The world is ready for it:
- More psychologically prepared than in 2009/2010 when the fear of contagion was very large.
- More financially ready. Today, Europe has embraced its versions of QE- “whatever it takes.”
- More economically prepared. Growth in the U.S. and Japan are doing much better. Parts of Europe are making progress. China keeps moving forward.
- Removing this uncertainty could help the Eurozone. Some say that if Greece would leave, the bloc would be stronger. They call it the “ballast theory”- comparing the bloc to a hot-air balloon which would rise once Greece has been thrown overboard.

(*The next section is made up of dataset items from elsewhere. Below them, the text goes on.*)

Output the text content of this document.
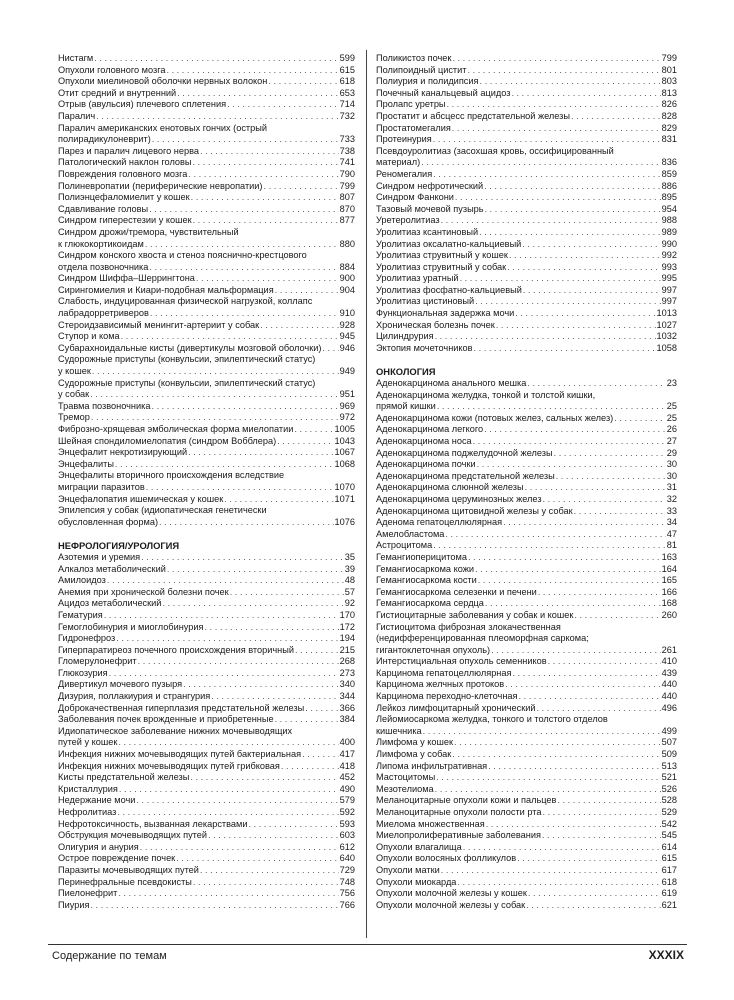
Нистагм . . .	599
Опухоли головного мозга . . .	615
Опухоли миелиновой оболочки нервных волокон . . .	618
Отит средний и внутренний . . .	653
Отрыв (авульсия) плечевого сплетения . . .	714
Паралич . . .	732
Паралич американских енотовых гончих (острый
полирадикулоневрит) . . .	733
Парез и паралич лицевого нерва . . .	738
Патологический наклон головы . . .	741
Повреждения головного мозга . . .	790
Полиневропатии (периферические невропатии) . . .	799
Полиэнцефаломиелит у кошек . . .	807
Сдавливание головы . . .	870
Синдром гиперестезии у кошек . . .	877
Синдром дрожи/тремора, чувствительный
к глюкокортикоидам . . .	880
Синдром конского хвоста и стеноз пояснично-крестцового
отдела позвоночника . . .	884
Синдром Шиффа–Шеррингтона . . .	900
Сирингомиелия и Киари-подобная мальформация . . .	904
Слабость, индуцированная физической нагрузкой, коллапс
лабрадорретриверов . . .	910
Стероидзависимый менингит-артериит у собак . . .	928
Ступор и кома . . .	945
Субарахноидальные кисты (дивертикулы мозговой оболочки) . . . 946
Судорожные приступы (конвульсии, эпилептический статус)
у кошек . . .	949
Судорожные приступы (конвульсии, эпилептический статус)
у собак . . .	951
Травма позвоночника . . .	969
Тремор . . .	972
Фиброзно-хрящевая эмболическая форма миелопатии . . .	1005
Шейная спондиломиелопатия (синдром Вобблера) . . .	1043
Энцефалит некротизирующий . . .	1067
Энцефалиты . . .	1068
Энцефалиты вторичного происхождения вследствие
миграции паразитов . . .	1070
Энцефалопатия ишемическая у кошек . . .	1071
Эпилепсия у собак (идиопатическая генетически
обусловленная форма) . . .	1076
НЕФРОЛОГИЯ/УРОЛОГИЯ
Азотемия и уремия . . .	35
Алкалоз метаболический . . .	39
Амилоидоз . . .	48
Анемия при хронической болезни почек . . .	57
Ацидоз метаболический . . .	92
Гематурия . . .	170
Гемоглобинурия и миоглобинурия . . .	172
Гидронефроз . . .	194
Гиперпаратиреоз почечного происхождения вторичный . . .	215
Гломерулонефрит . . .	268
Глюкозурия . . .	273
Дивертикул мочевого пузыря . . .	340
Дизурия, поллакиурия и странгурия . . .	344
Доброкачественная гиперплазия предстательной железы . . .	366
Заболевания почек врожденные и приобретенные . . .	384
Идиопатическое заболевание нижних мочевыводящих
путей у кошек . . .	400
Инфекция нижних мочевыводящих путей бактериальная . . .	417
Инфекция нижних мочевыводящих путей грибковая . . .	418
Кисты предстательной железы . . .	452
Кристаллурия . . .	490
Недержание мочи . . .	579
Нефролитиаз . . .	592
Нефротоксичность, вызванная лекарствами . . .	593
Обструкция мочевыводящих путей . . .	603
Олигурия и анурия . . .	612
Острое повреждение почек . . .	640
Паразиты мочевыводящих путей . . .	729
Перинефральные псевдокисты . . .	748
Пиелонефрит . . .	756
Пиурия . . .	766
Поликистоз почек . . .	799
Полипоидный цистит . . .	801
Полиурия и полидипсия . . .	803
Почечный канальцевый ацидоз . . .	813
Пролапс уретры . . .	826
Простатит и абсцесс предстательной железы . . .	828
Простатомегалия . . .	829
Протеинурия . . .	831
Псевдоуролитиаз (засохшая кровь, оссифицированный
материал) . . .	836
Реномегалия . . .	859
Синдром нефротический . . .	886
Синдром Фанкони . . .	895
Тазовый мочевой пузырь . . .	954
Уретеролитиаз . . .	988
Уролитиаз ксантиновый . . .	989
Уролитиаз оксалатно-кальциевый . . .	990
Уролитиаз струвитный у кошек . . .	992
Уролитиаз струвитный у собак . . .	993
Уролитиаз уратный . . .	995
Уролитиаз фосфатно-кальциевый . . .	997
Уролитиаз цистиновый . . .	997
Функциональная задержка мочи . . .	1013
Хроническая болезнь почек . . .	1027
Цилиндрурия . . .	1032
Эктопия мочеточников . . .	1058
ОНКОЛОГИЯ
Аденокарцинома анального мешка . . .	23
Аденокарцинома желудка, тонкой и толстой кишки,
прямой кишки . . .	25
Аденокарцинома кожи (потовых желез, сальных желез) . . .	25
Аденокарцинома легкого . . .	26
Аденокарцинома носа . . .	27
Аденокарцинома поджелудочной железы . . .	29
Аденокарцинома почки . . .	30
Аденокарцинома предстательной железы . . .	30
Аденокарцинома слюнной железы . . .	31
Аденокарцинома церуминозных желез . . .	32
Аденокарцинома щитовидной железы у собак . . .	33
Аденома гепатоцеллюлярная . . .	34
Амелобластома . . .	47
Астроцитома . . .	81
Гемангиоперицитома . . .	163
Гемангиосаркома кожи . . .	164
Гемангиосаркома кости . . .	165
Гемангиосаркома селезенки и печени . . .	166
Гемангиосаркома сердца . . .	168
Гистиоцитарные заболевания у собак и кошек . . .	260
Гистиоцитома фиброзная злокачественная
(недифференцированная плеоморфная саркома;
гигантоклеточная опухоль) . . .	261
Интерстициальная опухоль семенников . . .	410
Карцинома гепатоцеллюлярная . . .	439
Карцинома желчных протоков . . .	440
Карцинома переходно-клеточная . . .	440
Лейкоз лимфоцитарный хронический . . .	496
Лейомиосаркома желудка, тонкого и толстого отделов
кишечника . . .	499
Лимфома у кошек . . .	507
Лимфома у собак . . .	509
Липома инфильтративная . . .	513
Мастоцитомы . . .	521
Мезотелиома . . .	526
Меланоцитарные опухоли кожи и пальцев . . .	528
Меланоцитарные опухоли полости рта . . .	529
Миелома множественная . . .	542
Миелопролиферативные заболевания . . .	545
Опухоли влагалища . . .	614
Опухоли волосяных фолликулов . . .	615
Опухоли матки . . .	617
Опухоли миокарда . . .	618
Опухоли молочной железы у кошек . . .	619
Опухоли молочной железы у собак . . .	621
Содержание по темам	XXXIX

- Contagion is always a risk, but probably not the risk it was when this all started.
- Having a template for a country to leave the euro is likely a good thing.
Greece has a great cultural heritage. It has given the world some very important things. It’s a wonderful place to visit. Unfortunately, finance has not been its strong suit. Greek’s economy is about the size of Atlanta, Georgia. The world is prepared if there is a ‘Grexit’. Of course, no one knows how this drama will play out. Yet, everything should be fine with the exception of the volatility that this uncertainty brings to the stock markets.
We just need to stay focused on what we can control, particularly having a well-balanced and diversified portfolio consistent with our risk profile and staying invested.
Finally, we need to be ever grateful for being Americans and being able to celebrate our great country on July 4th. Happy Independence Day! Have a fun and safe weekend!